You have now added that the A/D sample rate is 500 kHz and that this raw A/D data is to be passed on via SPI. Since the A/D is 10 bits, this is apparently where you got the 5 Mb/s SPI data requirement from.

This is doable, but will require a reasonably high end micro. The limiting factor is the 10 bit A/D at 500 kHz sample rate. That's quite fast for a micro, so that limits the available options. Another thing to consider is that there is more to SPI than just sending the bits. Bytes may need to be transferred in chunks with chip select asserted and de-asserted per chunk. For example, how will this 10 bit data be packed into 8 bit bytes, or will it at all?

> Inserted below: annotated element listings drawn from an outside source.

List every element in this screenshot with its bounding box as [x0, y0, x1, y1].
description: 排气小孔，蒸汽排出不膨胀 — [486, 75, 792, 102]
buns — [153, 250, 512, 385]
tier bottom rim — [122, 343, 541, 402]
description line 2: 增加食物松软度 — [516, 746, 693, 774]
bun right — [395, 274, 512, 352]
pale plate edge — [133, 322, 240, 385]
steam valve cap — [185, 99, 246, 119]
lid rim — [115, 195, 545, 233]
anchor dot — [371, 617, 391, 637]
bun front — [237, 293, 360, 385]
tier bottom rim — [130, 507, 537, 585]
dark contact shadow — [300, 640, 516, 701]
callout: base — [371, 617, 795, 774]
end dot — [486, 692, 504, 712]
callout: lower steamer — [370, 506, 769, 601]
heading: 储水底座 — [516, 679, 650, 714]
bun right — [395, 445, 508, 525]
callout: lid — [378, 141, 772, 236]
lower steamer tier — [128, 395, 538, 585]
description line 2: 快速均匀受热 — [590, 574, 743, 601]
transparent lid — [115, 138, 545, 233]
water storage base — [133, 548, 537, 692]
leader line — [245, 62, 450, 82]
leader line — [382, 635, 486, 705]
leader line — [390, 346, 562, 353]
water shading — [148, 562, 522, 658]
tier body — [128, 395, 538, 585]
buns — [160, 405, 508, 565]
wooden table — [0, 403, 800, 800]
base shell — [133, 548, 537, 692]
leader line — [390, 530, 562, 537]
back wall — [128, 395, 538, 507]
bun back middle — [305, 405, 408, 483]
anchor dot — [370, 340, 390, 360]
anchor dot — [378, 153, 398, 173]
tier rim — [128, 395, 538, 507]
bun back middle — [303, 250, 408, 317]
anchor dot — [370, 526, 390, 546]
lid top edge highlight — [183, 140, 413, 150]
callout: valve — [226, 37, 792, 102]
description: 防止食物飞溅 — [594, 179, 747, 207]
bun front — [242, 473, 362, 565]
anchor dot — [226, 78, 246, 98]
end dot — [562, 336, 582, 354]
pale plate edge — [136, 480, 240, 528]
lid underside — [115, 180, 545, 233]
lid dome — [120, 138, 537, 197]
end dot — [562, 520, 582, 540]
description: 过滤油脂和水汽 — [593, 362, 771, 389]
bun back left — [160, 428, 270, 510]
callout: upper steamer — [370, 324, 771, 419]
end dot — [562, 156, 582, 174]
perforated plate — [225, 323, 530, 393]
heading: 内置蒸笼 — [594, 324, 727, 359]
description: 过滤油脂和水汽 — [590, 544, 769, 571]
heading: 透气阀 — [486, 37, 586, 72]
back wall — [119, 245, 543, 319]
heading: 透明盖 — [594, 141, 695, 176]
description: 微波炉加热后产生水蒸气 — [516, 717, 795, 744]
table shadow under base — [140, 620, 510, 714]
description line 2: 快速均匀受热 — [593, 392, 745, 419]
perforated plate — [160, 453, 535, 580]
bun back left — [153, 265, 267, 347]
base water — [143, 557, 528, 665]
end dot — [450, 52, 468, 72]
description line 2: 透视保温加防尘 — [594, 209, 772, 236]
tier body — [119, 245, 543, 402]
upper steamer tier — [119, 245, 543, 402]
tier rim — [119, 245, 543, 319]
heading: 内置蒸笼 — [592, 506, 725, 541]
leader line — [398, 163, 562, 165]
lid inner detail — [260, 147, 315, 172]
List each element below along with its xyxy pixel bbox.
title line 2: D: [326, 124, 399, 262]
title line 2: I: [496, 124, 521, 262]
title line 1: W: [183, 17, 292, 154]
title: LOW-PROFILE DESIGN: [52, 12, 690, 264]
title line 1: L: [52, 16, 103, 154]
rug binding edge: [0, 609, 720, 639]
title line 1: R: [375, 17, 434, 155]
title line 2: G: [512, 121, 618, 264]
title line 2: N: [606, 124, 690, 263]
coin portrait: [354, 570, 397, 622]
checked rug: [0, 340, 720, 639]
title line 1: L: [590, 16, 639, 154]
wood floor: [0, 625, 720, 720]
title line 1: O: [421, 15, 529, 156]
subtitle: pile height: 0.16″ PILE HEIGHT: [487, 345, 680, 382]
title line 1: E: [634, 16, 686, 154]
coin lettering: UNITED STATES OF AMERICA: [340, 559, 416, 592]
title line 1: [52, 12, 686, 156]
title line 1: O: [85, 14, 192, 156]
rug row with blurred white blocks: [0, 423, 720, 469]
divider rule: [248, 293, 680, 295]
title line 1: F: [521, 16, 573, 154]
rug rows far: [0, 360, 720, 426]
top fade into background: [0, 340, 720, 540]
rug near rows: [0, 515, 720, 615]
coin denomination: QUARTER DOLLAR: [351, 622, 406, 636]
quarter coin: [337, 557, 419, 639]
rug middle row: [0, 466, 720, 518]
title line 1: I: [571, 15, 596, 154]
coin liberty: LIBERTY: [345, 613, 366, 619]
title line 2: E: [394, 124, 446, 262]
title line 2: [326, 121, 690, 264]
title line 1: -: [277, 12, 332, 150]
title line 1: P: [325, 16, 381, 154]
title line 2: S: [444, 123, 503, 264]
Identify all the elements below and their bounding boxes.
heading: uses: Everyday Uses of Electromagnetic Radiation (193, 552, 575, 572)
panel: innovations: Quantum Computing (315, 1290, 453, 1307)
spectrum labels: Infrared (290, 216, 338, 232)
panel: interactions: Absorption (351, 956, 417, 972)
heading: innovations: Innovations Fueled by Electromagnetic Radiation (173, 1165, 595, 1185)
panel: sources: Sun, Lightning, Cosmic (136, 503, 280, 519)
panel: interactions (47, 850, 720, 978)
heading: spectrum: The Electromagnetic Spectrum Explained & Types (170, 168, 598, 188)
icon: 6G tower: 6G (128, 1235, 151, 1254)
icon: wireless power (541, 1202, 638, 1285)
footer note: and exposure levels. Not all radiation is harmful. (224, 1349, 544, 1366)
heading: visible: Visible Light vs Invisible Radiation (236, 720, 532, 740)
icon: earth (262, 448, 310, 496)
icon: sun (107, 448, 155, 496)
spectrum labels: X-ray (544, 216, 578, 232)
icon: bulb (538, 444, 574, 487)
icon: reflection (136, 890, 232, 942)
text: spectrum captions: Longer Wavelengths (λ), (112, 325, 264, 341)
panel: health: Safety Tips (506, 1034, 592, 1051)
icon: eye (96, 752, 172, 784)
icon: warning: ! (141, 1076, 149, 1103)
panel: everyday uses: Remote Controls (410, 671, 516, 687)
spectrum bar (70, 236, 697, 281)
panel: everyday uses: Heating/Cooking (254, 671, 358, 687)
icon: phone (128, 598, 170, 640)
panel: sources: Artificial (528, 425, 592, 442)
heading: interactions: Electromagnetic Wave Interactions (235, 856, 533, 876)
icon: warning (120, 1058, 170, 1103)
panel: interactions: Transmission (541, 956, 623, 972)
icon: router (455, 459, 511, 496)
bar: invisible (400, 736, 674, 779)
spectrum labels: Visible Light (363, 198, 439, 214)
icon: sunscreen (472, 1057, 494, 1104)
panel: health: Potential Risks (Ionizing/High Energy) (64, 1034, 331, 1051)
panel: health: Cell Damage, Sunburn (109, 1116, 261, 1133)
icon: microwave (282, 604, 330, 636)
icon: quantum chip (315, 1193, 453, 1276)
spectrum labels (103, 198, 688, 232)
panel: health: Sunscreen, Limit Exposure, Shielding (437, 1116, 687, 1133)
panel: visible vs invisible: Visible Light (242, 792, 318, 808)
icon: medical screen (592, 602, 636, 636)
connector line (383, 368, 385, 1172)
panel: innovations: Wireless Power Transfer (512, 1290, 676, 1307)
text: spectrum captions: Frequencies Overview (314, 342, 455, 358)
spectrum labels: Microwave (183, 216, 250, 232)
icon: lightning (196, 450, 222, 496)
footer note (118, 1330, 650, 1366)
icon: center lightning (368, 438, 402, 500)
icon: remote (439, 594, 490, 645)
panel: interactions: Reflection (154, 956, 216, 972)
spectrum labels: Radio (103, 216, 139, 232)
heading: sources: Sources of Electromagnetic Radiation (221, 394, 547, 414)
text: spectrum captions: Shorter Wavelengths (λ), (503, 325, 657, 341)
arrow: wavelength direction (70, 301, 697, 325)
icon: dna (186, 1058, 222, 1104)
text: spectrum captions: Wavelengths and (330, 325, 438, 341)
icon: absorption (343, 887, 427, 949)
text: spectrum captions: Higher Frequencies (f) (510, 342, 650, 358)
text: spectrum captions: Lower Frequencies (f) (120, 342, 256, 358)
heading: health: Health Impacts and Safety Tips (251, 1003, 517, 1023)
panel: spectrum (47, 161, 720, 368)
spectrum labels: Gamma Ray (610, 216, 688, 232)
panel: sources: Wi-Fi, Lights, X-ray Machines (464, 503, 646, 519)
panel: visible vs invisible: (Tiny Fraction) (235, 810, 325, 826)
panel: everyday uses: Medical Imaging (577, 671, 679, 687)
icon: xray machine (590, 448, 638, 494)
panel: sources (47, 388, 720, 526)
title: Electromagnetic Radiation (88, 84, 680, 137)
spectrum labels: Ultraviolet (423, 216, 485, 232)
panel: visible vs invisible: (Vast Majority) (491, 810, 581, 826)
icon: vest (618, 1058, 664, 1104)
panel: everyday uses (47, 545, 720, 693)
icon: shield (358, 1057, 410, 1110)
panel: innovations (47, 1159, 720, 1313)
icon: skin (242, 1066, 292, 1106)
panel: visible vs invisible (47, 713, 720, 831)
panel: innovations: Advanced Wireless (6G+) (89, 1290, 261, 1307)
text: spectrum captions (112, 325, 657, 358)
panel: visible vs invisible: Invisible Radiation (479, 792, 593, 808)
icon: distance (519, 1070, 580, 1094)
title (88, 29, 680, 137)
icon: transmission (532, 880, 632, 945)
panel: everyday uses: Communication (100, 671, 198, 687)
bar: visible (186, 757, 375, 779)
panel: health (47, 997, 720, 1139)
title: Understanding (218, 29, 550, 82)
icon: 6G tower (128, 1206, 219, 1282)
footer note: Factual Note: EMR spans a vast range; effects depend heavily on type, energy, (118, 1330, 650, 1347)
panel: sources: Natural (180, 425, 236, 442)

The main operating loop of the firmware will be quite simple. You probably set up the A/D to do automatic periodic conversions and interrupt every 2µs with a new value. Now you've got most of 2µs to send it out the SPI. If the device really can just accept a stream of bits, then it might be easier to do the SPI in firmware. Most SPI hardware wants to send 8 or 16 bits at a time. You'd have to buffer bits and send a 16 bit word 5 out of every 8 interrupts. It might be easier to just send 10 bits each interrupt in firmware.

Sending SPI bits in firmware if you only need to control clock and data out is pretty easy. Per bit, you have to:

  1. Write bit value to data line.

  2. Raise clock

  3. Lower clock

It would make sense to unroll this loop with preprocessor logic or something. A PIC 24H can run at up to 40 MIPS, so you have 80 instructions per interrupt. Obviously you can't use 8 instructions to send each bit. If you can do it in 6 it should work. There is some overhead to get into and out of each interrupt, so you might make the whole thing a polling loop waiting for the A/D, but then the processor can't do anything else. I'd probably try to cram this into the A/D interrupt routine using every possible trick so that at least a few forground cycles are left over for background tasks like knowing when to stop, etc.

Check out the Microchip PIC 24H line. I think most if not all have A/Ds that can do 500 kbit/s, and they can all run at least up to 40 MIPS. The new E series is even faster, but I'm not sure how real that is yet.